Pada kesempatan kali ini Ketua Perhimpunan Hotel dan Restoran Indonesia (PHRI) Kota Bogor, Yuno Abeta Lahay, mengatakan, dampak dari efesiensi anggaran atau pengurangan anggaran pemerintahan khususnya perjalanan dinas berimbas pada penurunan okupansi hotel dan jumlah even yang dilaksanakan di hotel.
“Dampaknya sangat terasa, karena salah satu poin efisiensi dalam Inpres ini adalah pengurangan perjalanan dinas, termasuk rapat-rapat yang biasanya diajukan ke Kementerian Keuangan. Akibatnya, anggaran perjalanan dinas dipangkas hingga 50 persen,” kata Yuno Abeta Lahay kepada awak media pada Sabtu 15 Februari 2025.
Menurutnya, meskipun belum terjadi pembatalan pesanan, hal ini disebabkan karena periode Januari-Februari memang merupakan masa tren rendah untuk kegiatan pemerintahan.
“Biasanya, kegiatan mulai meningkat setelah anggaran cair di awal Maret. Namun, karena kebijakan ini sudah diterapkan sejak Oktober lalu, pemesanan untuk bulan Maret pun belum ada,” ungkapnya.
Dampak dari kebijakan ini sudah dirasakan sejak bulan November-Desember 2024 lalu. Pada periode tersebut, jumlah kegiatan rapat pemerintah dihotel turun sekitar 30-40 persen. Meskipun periode libur sekolah dan libur nasional sempat membantu menutupi penurunan. Kami khawatir trend rendah di bulan Januari-Februari akan berlanjut tanpa adanya pemulihan pada bulan Maret mendatang.
“Saya khawatir bulan Maret yang biasanya menjadi titik balik justru tidak mengalami rebound. Beban pengusaha bertambah karena pada awal Maret sudah memasuki bulan Ramadan, yang berarti pengusaha harus membayar gaji dan THR karyawan secara bersamaan. Jika kondisi ini terus berlanjut, banyak pengusaha hotel dan restoran di Bogor yang akan melakukan PHK massal setelah Lebaran,” jelasnya.
Untuk menghindari hal tersebut PHRI Kota Bogor berupaya melakukan komunikasi dengan pemerintah. Yuno menekankan bahwa efisiensi anggaran seharusnya lebih difokuskan pada perjalanan luar negeri dan pengadaan kendaraan dinas, bukan pada kegiatan rapat di hotel yang memiliki dampak ekonomi luas.
“Kegiatan rapat pemerintah itu memiliki mata rantai ekonomi yang panjang.
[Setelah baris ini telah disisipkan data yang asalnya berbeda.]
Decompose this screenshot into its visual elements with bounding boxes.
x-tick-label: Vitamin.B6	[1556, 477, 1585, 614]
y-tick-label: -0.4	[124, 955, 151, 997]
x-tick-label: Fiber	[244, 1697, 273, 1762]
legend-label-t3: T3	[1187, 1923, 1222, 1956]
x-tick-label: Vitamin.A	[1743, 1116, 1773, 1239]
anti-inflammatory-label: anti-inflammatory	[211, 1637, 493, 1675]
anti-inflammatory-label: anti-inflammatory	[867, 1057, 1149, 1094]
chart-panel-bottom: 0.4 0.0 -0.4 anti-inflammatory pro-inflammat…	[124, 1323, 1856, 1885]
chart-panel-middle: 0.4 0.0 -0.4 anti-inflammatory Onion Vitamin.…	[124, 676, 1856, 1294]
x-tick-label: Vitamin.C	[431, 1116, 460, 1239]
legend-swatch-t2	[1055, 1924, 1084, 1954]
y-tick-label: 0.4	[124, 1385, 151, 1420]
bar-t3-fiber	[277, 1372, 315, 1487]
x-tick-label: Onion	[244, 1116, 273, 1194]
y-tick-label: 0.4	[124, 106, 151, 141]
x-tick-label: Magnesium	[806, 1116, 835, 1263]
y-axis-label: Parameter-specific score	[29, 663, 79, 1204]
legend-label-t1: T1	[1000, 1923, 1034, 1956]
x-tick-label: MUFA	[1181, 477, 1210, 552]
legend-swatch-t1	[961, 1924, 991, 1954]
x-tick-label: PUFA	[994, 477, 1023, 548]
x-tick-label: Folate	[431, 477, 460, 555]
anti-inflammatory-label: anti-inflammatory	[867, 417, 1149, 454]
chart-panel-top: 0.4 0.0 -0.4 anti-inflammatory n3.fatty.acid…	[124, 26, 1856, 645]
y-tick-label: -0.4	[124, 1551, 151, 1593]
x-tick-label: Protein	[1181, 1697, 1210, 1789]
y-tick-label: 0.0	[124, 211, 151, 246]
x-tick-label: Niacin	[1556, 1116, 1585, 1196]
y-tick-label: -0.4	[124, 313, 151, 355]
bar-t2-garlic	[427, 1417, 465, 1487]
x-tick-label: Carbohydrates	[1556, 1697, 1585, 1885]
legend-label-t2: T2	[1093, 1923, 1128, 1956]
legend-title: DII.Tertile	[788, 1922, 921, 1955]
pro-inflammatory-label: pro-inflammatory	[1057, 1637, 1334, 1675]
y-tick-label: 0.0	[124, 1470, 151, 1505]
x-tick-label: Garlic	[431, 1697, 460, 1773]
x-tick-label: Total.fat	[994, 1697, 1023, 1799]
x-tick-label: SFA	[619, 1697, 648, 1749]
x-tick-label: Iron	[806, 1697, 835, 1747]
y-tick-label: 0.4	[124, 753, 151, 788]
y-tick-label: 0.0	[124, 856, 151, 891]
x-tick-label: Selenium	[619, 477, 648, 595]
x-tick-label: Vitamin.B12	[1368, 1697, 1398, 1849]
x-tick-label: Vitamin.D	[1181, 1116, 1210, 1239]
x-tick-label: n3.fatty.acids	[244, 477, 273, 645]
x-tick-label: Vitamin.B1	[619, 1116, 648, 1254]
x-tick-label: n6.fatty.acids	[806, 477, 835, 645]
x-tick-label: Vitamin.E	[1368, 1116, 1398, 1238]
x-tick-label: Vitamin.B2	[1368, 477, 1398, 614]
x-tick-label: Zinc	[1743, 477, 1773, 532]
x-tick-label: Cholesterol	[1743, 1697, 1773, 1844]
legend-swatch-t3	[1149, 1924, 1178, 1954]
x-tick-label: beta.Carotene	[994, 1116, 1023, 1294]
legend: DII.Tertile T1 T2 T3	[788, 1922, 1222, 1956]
Di belakang kami ada banyak supplier dan UMKM yang bergantung pada kegiatan ini. Jika pemangkasan anggaran berlanjut, bukan hanya pengusaha hotel dan restoran yang terdampak, tetapi juga pekerja dan pelaku usaha kecil lainnya,” katanya.
Jika dibandingkan kondisi saat ini dengan dampak pandemi COVID-19 yang memukul industri perhotelan dan restoran. Ia menilai bahwa switching market atau pengalihan pasar tidak bisa dilakukan dengan cepat.
“Beberapa pihak menyarankan agar kami beralih ke pasar lain, tetapi perubahan ini tidak bisa instan. Transformasi menjadi daerah wisata membutuhkan infrastruktur yang matang serta kesiapan SDM dan masyarakat. Itu bukan proses yang bisa terjadi dalam waktu singkat,” ucapnya.
Ia berharap pemerintah dapat mempertimbangkan kembali kebijakan ini dengan pendekatan yang lebih bijak, agar industri perhotelan dan restoran tetap dapat bertahan dan mendukung pertumbuhan ekonomi daerah. Ke depannya, pemerintah dapat lebih mendukung industri perhotelan dan restoran dengan kebijakan yang lebih seimbang antara efisiensi anggaran dan pertumbuhan ekonomi sektor pariwisata.